Las dos ventanas estaban herméticamente cerradas y en el aire inmóvil se sentía el olor débilmente ácido del pesar, de los pecados menudos y los fracasos que enmohecen en armarios y rincones húmedos y olvidados.
—Señora Osborne —llamó Devon, pero el nombre sonaba raro, como si la mujer silenciosa y desvalida fuera una extraña que no tuviera derecho a usarlo.
»Señora Osborne, conteste. Soy Devon. ¿Se encuentra bien?
La extraña se movió, desconociendo su identidad, protestando por la invasión de su intimidad, cuando Devon se inclinó sobre ella para tocarle las sienes y tomarle el pulso cogiéndola por la frágil muñeca blanca. El pulso era lento, pero tan regular como el tictac de un reloj. Sobre la mesa de noche se veía un frasquito con cápsulas amarillas, a medio vaciar. La etiqueta lo identificaba como Nembutal, de cincuenta miligramos, recetado por el médico de la familia Osborne en Boca del Río.
—¿Me oye, señora?
—Ve… te.
—¿Ha tomado pastillas para dormir?
—Pastillas.
—¿Cuántas tomó?
—¿Cuán…? Dos.
—¿Nada más? ¿Nada más que dos?
—Dos.
—¿Cuándo se las ha tomado?
—Cansada. Vete.
—¿Las ha tomado cuando ha llegado a casa a mediodía?
—Mediodía.
—¿Se ha tomado dos píldoras a mediodía, es así?
—Sí. Sí.
Leo abrió las ventanas y entró un aire que olía a cosechas olvidadas, a naranjas demasiado maduras cuya cáscara densa y picada de viruela cubría una pulpa que estaba seca y fibrosa. La anciana se dio la vuelta de lado, con las rodillas encogidas y las manos sobre la cabeza, como un feto que procura eludir el dolor del parto.
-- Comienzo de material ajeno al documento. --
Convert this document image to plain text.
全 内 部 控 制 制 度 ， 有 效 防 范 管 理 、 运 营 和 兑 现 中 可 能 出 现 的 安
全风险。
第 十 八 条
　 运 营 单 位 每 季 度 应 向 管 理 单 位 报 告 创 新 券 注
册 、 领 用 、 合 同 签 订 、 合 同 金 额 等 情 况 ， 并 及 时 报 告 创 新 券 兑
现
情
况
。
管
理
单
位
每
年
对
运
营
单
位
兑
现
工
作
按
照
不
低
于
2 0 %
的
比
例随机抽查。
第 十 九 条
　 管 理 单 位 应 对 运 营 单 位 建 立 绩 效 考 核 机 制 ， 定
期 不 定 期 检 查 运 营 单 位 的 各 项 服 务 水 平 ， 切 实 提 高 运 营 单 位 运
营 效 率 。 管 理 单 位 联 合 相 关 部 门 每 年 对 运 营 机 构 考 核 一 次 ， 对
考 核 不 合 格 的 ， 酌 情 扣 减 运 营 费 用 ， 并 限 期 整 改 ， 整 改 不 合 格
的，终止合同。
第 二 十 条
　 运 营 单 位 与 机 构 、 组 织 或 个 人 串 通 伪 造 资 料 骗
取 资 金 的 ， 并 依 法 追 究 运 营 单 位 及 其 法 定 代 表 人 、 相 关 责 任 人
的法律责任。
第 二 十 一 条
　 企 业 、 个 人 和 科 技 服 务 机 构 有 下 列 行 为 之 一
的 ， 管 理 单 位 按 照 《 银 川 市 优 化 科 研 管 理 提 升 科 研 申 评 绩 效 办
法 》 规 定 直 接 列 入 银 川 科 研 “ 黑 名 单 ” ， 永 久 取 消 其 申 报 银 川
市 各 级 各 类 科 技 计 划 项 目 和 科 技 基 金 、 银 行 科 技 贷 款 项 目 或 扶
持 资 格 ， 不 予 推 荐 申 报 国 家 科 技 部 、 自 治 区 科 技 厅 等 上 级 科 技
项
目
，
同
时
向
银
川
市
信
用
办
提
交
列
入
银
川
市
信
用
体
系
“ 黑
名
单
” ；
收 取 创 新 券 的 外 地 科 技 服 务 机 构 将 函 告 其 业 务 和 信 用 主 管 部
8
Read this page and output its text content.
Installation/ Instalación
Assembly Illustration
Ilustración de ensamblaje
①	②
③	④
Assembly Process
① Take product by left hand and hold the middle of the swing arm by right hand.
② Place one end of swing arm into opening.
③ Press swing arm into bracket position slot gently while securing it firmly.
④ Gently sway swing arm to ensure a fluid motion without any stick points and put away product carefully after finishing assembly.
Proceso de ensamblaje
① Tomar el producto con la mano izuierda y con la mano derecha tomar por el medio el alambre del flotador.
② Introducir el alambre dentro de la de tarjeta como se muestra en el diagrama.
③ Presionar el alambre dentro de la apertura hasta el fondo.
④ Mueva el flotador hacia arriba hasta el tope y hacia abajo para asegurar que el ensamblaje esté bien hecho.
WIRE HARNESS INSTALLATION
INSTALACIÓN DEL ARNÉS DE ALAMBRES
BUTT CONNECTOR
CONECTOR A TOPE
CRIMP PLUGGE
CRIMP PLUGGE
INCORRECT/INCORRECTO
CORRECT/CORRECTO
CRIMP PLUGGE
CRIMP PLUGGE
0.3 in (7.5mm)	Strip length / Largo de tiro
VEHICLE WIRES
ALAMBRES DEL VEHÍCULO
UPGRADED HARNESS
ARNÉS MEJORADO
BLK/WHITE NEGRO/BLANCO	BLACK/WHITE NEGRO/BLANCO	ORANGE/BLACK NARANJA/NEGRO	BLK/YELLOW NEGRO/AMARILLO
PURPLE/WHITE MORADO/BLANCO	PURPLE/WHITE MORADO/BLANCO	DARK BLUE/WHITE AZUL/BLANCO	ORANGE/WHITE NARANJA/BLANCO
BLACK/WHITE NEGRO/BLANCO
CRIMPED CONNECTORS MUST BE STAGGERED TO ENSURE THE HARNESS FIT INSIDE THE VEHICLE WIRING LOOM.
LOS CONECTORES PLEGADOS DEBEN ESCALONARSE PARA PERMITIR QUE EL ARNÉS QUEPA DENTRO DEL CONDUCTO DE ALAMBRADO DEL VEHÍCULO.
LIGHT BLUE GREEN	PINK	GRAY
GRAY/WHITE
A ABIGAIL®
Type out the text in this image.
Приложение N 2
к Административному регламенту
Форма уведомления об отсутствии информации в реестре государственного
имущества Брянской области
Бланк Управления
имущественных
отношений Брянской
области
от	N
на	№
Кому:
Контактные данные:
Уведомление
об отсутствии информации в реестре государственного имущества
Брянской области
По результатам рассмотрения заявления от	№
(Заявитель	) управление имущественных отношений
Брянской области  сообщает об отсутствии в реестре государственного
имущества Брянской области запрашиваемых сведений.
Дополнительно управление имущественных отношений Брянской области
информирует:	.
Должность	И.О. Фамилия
—Si no miente, no tomó más de cien miligramos —explicó Devon—. El efecto se le pasará pronto. Me quedaré con ella hasta entonces.
—Yo también me quedaría si sirviera de algo.
—Mejor que no. Se va a molestar si se despierta y le encuentra aquí. Es mejor que vuelva al tribunal y le explique a Ford lo que ha pasado.
—No sé qué ha pasado.
—Bueno, dígale lo que sabe…, que está bien, pero que no va a poder prestar declaración, por lo menos esta tarde.